Люк задумчиво закрутил одну из нитей вокруг ее соска, полюбовался, отвел халат в сторону. Развязал ослабевший пояс — Марина безвольно опустила руки, только плечи держала прямо, а за спиной ее сверкали, переливались белым и фиолетовым близкие молнии и непрерывно, оглушающе гремел гром.
— Выкупил в Лесовине, — проговорил он, касаясь еще одной татуировки под левой грудью. — Летящий сокол?
— Набила на втором курсе. Как еще одно напоминание себе о том, кто я.
Погладил и этот рисунок. Коснулся халата — и он с мягким шелестом лег на пол.
— Люк…
— Тс-с-с… тише…
В глазах ее — ужас и странное предвкушение. А его руки — всё ниже: исследуют, гладят, играют.
— Не смотри.
Она закусила губу, прижимая ладонь справа к низу живота, почти над лобком.
— Не буду, если не хочешь.
Наконец-то коснуться губами груди, попробовать, ощутить, вспомнить вкус кожи. Наконец-то обнять, прижать к себе — чтобы уже не вырвалась, — впечатать ладонь в ягодицы, вжаться в нее. И никого и ничего на целом свете, кроме снежной грозы вокруг них. Никого и ничего, что бы помешало ему.
Подняться выше, найти ее губы, впиться в них — самые желанные на Туре и во всей Вселенной, вжать принцессу в стекло — вокруг нее ореолом разлились ломаные линии разбегающихся молний, закололи его острым льдом: помни, кто сейчас с тобой, помни, кто она! Больно и до дикости возбуждающе, до тьмы, поднимающейся из самых глубин тела, до хрипа и сжимающихся на запястьях пальцев — не отпущу, ни за что, никогда.
Марина вдруг отвернула голову, с каким-то отчаянием толкнула его в плечо — он шагнул назад, тяжело дыша, готовый уложить ее тут же, у стены, — и медленно, глядя ему в глаза, отняла руку от живота.
Люк опустил взгляд и замер, заметив, как дрожит она, сжав в кулаке жемчужную нить.
Там, на тонкой коже над тазовой косточкой, было выбито его имя, стилизованное под извивающегося кольцами, поднявшего голову змея. И не узнать свой почерк было невозможно — выглядела татуировка так, будто он взял острое перо и вырезал на ней свое клеймо.
Lucas.
Змей атакующий.
Прокричи она свое признание — и то оно не произвело бы такого эффекта.
Люк коснулся рисунка пальцем, повторяя движение руки при подписи, вздохнул, тряхнул головой, ослепленный вскипевшим желанием, притянул ее к себе за жемчужную нить, как за ошейник, — она спрятала лицо у него на плече, — подхватил под ягодицы и понес к кровати.
Марина, Марина…
Ты сама отдала себя мне в руки — и я не пожалею тебя.
Горячие губы на солоноватой от изнеможения коже — жемчуг мешает, и ты рвешь его под грохот громовых раскатов.
У тебя ведь никого не было? Скажи мне! Скажи…
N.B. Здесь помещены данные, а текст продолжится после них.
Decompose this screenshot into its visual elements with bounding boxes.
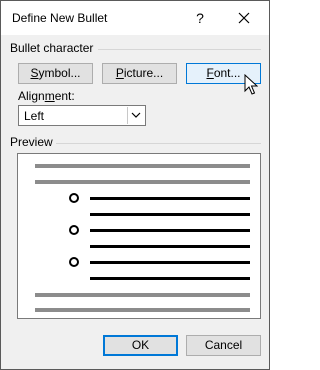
preview-line (90, 213, 250, 216)
ok-button[interactable]: OK (103, 335, 178, 356)
bullet-character-group-label: Bullet character (10, 41, 94, 55)
title-bar: Define New Bullet ? (1, 1, 269, 35)
mouse-pointer-icon (244, 74, 258, 95)
group-divider (98, 49, 261, 50)
bullet-symbol (69, 193, 79, 203)
symbol-button[interactable]: Symbol... (18, 63, 93, 84)
cancel-label: Cancel (204, 338, 243, 352)
preview-line (90, 261, 250, 264)
alignment-label-before: Align (18, 89, 45, 103)
dropdown-arrow[interactable] (127, 107, 144, 124)
alignment-label-after: ent: (54, 89, 75, 103)
close-button[interactable] (229, 5, 259, 31)
preview-line (35, 293, 250, 297)
preview-line (35, 308, 250, 312)
preview-line (90, 277, 250, 280)
font-label: ont... (213, 66, 241, 80)
preview-line (90, 197, 250, 200)
alignment-dropdown[interactable]: Left (18, 105, 146, 126)
preview-line (90, 229, 250, 232)
preview-line (90, 245, 250, 248)
define-new-bullet-dialog: Define New Bullet ? Bullet character Sym… (0, 0, 270, 370)
chevron-down-icon (131, 112, 141, 118)
bullet-preview (17, 153, 261, 319)
bullet-symbol (69, 225, 79, 235)
picture-button[interactable]: Picture... (102, 63, 177, 84)
help-button[interactable]: ? (186, 5, 214, 31)
symbol-label: ymbol... (38, 66, 81, 80)
preview-group-label: Preview (10, 135, 53, 149)
alignment-value: Left (24, 109, 45, 123)
dialog-title: Define New Bullet (12, 11, 108, 25)
font-mnemonic: F (206, 66, 214, 80)
ok-label: OK (131, 338, 150, 352)
bullet-symbol (69, 257, 79, 267)
alignment-label: Alignment: (18, 89, 75, 103)
cancel-button[interactable]: Cancel (186, 335, 261, 356)
group-divider (56, 143, 261, 144)
alignment-mnemonic: m (44, 89, 55, 103)
help-icon: ? (196, 10, 204, 26)
preview-line (35, 164, 250, 168)
picture-label: icture... (123, 66, 164, 80)
symbol-mnemonic: S (30, 66, 39, 80)
close-icon (238, 12, 250, 24)
picture-mnemonic: P (115, 66, 124, 80)
preview-line (35, 180, 250, 184)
Болезненный и злой женский укус в шею — и сдавленное ревнивое рычание, и пальцы там, где все уже влажно и горячо. И растерянный, ошалевший от удовольствия взгляд, когда она прекращает вздрагивать и выгибаться.
Скажи!
Свирепая, бессмысленная радость — не ты ли растрачивал себя, тебе ли требовать того, что требуешь? И нежность — насколько ты еще вообще способен на нее, — потому что от одного Марининого низкого голоса, шепчущего что-то отрывистое, от бесстыдно торчащих вверх сосков, от атакующего змея под губами голову сносит напрочь.
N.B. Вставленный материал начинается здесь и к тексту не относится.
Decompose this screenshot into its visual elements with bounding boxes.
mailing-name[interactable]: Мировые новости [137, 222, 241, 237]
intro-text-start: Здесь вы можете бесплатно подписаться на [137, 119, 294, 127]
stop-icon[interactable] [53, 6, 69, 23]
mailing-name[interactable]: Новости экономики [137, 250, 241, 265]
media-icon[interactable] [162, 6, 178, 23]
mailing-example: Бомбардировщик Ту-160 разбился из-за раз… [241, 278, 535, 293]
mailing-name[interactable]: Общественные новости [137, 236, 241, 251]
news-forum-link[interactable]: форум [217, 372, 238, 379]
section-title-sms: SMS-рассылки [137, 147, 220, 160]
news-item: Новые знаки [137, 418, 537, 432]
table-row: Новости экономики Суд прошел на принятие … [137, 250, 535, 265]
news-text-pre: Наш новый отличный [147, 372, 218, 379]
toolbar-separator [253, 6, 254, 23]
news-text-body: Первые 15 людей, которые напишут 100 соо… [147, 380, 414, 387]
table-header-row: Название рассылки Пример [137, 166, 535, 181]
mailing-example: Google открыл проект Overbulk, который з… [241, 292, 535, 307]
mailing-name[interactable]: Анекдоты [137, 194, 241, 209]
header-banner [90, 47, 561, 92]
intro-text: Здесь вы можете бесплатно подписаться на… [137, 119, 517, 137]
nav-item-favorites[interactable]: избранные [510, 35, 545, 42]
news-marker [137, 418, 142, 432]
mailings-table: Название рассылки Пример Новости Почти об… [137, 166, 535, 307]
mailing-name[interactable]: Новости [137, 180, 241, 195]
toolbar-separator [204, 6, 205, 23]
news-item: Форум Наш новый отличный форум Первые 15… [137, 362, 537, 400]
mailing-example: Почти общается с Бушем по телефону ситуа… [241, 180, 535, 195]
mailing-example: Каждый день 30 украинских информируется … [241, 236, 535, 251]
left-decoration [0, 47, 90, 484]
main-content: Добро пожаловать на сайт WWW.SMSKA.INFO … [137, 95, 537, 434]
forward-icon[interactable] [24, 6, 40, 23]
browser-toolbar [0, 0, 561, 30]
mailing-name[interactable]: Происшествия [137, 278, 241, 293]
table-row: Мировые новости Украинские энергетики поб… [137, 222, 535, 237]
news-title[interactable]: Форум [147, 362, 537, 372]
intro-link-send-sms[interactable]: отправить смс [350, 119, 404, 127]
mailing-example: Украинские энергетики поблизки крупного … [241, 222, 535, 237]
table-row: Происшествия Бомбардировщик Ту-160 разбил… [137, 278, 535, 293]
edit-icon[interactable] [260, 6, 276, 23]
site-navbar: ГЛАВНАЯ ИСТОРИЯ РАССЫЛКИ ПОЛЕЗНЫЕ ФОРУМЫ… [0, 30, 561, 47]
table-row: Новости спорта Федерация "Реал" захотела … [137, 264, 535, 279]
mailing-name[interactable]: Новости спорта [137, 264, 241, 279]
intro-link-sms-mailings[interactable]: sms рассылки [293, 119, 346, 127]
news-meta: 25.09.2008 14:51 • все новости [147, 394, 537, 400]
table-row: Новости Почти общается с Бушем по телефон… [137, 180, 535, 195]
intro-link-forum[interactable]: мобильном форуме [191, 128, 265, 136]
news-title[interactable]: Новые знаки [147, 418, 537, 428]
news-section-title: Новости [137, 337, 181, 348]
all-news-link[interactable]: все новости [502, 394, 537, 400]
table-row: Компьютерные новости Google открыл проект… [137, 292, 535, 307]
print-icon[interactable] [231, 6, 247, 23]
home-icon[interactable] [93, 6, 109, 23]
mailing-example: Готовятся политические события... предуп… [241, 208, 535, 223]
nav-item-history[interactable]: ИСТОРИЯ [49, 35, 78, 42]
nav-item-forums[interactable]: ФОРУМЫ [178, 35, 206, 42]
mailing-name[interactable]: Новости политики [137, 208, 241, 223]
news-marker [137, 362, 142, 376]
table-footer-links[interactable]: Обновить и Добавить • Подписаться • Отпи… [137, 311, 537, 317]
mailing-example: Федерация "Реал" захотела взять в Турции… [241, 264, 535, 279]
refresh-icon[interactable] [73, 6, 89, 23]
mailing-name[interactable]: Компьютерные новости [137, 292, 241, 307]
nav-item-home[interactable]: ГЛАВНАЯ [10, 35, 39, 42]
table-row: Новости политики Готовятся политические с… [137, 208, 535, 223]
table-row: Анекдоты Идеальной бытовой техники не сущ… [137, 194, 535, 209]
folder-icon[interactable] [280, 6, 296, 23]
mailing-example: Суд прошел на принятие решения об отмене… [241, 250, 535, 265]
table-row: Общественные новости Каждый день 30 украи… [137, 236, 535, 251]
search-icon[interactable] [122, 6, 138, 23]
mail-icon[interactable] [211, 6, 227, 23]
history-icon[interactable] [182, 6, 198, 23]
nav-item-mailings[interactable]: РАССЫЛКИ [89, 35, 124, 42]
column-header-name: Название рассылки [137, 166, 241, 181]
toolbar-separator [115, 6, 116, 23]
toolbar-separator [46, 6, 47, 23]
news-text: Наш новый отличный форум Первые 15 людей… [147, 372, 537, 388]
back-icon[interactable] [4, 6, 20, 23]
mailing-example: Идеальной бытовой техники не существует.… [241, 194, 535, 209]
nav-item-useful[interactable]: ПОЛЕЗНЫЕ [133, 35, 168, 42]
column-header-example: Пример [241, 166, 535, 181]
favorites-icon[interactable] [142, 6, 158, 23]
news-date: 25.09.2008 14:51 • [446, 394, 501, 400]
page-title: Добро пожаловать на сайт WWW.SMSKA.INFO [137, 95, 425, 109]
Она, как миллионы покоренных женщин до нее, ложится на спину, вытягивает руки над головой, и приоткрывает губы, и разводит бедра, и выстанывает мужское имя: сейчас это твое имя — Люк, Лю-ю-ю-юк, — и кажется, что за одной ею ты охотился всю жизнь, единственную искал во всех остальных. Приподнимается, царапает ногтями черные простыни — потому что наконец-то ты в ней, и никакой крик и мольбы не могут остановить тебя.
Но она и не кричит — лишь сжимается от боли и всхлипывает, закусив губу. Пахнет кровью и солью.
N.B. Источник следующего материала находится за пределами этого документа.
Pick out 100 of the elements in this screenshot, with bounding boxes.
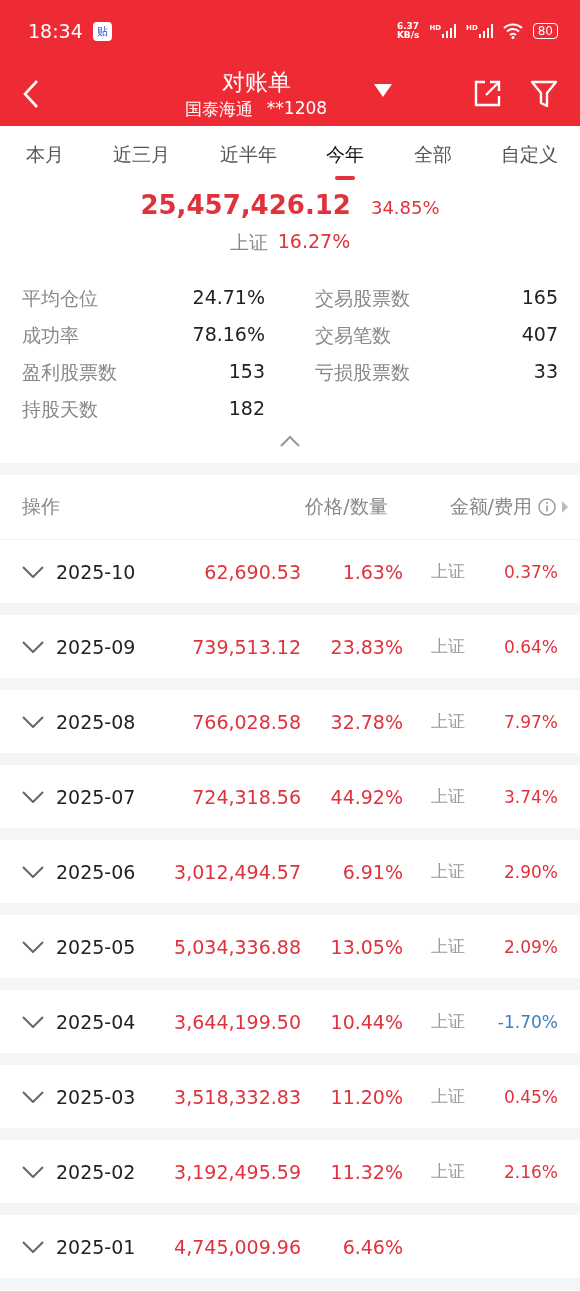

«Марина», — шепчешь ты во влажный висок, задыхаясь от темной страсти, и руки твои дрожат, и голос срывается, и ты не можешь не двигаться.
Она не отстраняется — тяжело дышит, и комкает ткань, и ищет твои губы: дай, дай мне поддержки, дай мне себя.
Марина. Марина.
Она застывает, распахнув глаза и вцепившись тебе в плечи, — а ты продолжаешь бешено, неистово рваться вперед, — и видит вас обоих в объятьях снежной грозы, и судорожно, рычаще выдыхает в твои губы, и от звука этого все вокруг сжимается в горячий плотный комок и взрывается, заставляя тебя слепнуть и глохнуть от удовольствия.
Мир погрузился в тишину. И время перестало существовать.